Firstly, unlike the Greens in England who actually made advances in the EU elections this year (yet are still prepared to enter into a Remain alliance), the Scottish Greens did not do well. There is no basis for contending that the Greens would win even one seat. Only that they would help the Unionists. This is also a different situation to previous elections, such as in 1979, when SNP were genuine contenders.

READ MORE: Asking the Scottish Greens to stand aside in this election is absurd

Polls do not show that the Greens would come near winning a seat, although their vote might increase from that in the EU elections.

Secondly, the SNP policy of achieving an independent Scotland is compatible with what the Greens too seek to achieve. Personally I also support many if not all Green policies, as do lots of other SNP members.

Thirdly, I would want to have a frank but respectful debate in an independent Scotland. This would start with having a sense of perspective where we do not use phrases like “save the planet”, which is impossible for humans to achieve. Life on this planet is finite. We move inexorably towards a new Ice Age. There are wheels operating within wheels. The planet operates within a solar system of external influences over and above the damage that we humans cause. The Polar Ice cap, currently melting, with the possibility of creating catastrophic flooding, is in its origins geologically a recent development.

Our aims should be to conserve resources, as far as is equitable, for the benefit of life on the planet, for as long as we have any control over this. And we shall all have to make sacrifices, including the young people whom I saw merrily catching trains to Glasgow during their day off school to join the Extinction Rebellion protest, complete with glossy hair, coloured streaks, make-up and iPhones. Conserving resources isn’t all about stopping people commuting by car and reducing flight transport, although these things are vital. It’s also about not washing clothes after every wear; reducing the use of shampoo, hair colouring and make-up; ditto washing-up liquid; ditto IT hardware created to become obsolete.

By all means let’s have a frank debate about this in an independent Scotland. First, let’s get independence. Meanwhile I will keep restricting my use of the hoover to whenever my solar panels are working. But not my washing machine! Not in our climate!

Interestingly I read at Kilmartin that archaeologists have established that Scotland had a warmer climate at the time of the Battle of Bannockburn than it does now. I suppose that’s one good thing about those far-gone days ... but not the lack of antibiotics!

Joan Savage
via thenational.scot

I READ the fairly lengthy article by the Scottish Greens co-convener Lorna Slater defending the Greens’ decision to field candidates in marginal SNP seats and setting out the party’s policy on climate change in detail. There was a lot of interesting information in the article about climate change and not a single mention of independence for Scotland.

Douglas Turner

LORNA Slater’s article begs one simple question: why are the Liberal Democrats worth standing aside for in England and Wales but the SNP in Scotland are not?
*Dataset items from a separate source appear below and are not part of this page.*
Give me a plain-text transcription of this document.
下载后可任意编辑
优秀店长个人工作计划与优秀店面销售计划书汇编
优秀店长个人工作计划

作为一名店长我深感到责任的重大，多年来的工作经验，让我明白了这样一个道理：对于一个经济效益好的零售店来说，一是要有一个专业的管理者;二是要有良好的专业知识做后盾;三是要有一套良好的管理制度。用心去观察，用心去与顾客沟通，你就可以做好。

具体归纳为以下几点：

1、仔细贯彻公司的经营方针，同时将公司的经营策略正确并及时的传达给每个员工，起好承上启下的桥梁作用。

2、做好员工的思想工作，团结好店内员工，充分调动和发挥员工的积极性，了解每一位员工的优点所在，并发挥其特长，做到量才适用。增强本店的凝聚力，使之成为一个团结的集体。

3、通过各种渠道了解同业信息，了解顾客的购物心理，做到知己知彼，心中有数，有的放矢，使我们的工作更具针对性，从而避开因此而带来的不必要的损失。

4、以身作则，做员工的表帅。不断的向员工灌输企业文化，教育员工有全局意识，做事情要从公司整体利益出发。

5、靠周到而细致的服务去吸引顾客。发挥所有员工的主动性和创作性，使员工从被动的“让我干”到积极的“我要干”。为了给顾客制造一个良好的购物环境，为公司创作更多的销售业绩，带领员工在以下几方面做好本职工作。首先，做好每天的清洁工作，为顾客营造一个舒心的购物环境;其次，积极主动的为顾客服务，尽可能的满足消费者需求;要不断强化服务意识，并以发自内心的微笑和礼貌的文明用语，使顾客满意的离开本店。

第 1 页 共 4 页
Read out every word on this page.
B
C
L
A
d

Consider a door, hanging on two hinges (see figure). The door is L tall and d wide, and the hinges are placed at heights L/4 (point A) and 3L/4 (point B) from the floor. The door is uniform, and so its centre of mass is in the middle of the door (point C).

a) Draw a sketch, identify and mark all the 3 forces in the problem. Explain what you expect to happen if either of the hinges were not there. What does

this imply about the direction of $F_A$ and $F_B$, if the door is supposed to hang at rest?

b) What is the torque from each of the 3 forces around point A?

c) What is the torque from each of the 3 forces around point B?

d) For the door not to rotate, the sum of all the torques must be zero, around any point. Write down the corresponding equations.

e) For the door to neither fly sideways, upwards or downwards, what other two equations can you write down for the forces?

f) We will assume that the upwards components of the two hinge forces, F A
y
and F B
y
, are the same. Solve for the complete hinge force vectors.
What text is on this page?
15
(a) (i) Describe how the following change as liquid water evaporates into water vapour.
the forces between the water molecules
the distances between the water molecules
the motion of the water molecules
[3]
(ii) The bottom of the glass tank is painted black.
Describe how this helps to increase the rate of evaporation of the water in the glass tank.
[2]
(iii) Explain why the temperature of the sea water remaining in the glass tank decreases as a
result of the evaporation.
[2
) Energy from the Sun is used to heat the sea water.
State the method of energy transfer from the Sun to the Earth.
I merely ask so that when the next Holyrood election swings around and the Greens ask for SNP voters to “lend them their vote” on the list, I will be fully informed to know exactly what the Greens have done to deserve such generosity on my part.

Henry Malcolm

I COULD not agree more with Colin Stuart (Letters, November 7) regarding Green candidates standing against SNP ones. There must be many non-Green party members like me who still feel the prime importance of tackling climate change with the greatest urgency.Right now, however, this is a priority of thought, foresight, and ambition. Within the UK it can never become a priority of action. That can happen only in an independent Scotland, which sets the example and leads the world to implementation. To my mind therefore, in order to turn ambition into action, the priority must temporarily become the clear demonstration of the Scottish will in the coming election, and thereafter the achievement of the independence which can facilitate the implementation of Green policy.

For that reason alone, anything that dilutes the drive towards achieving independence, such as a Green candidate risking depriving the likes of Pete Wishart of his seat at Westminster, inevitably delays the day when the Greens’ priority of ambition becomes one of action, and relegates it to a back burner.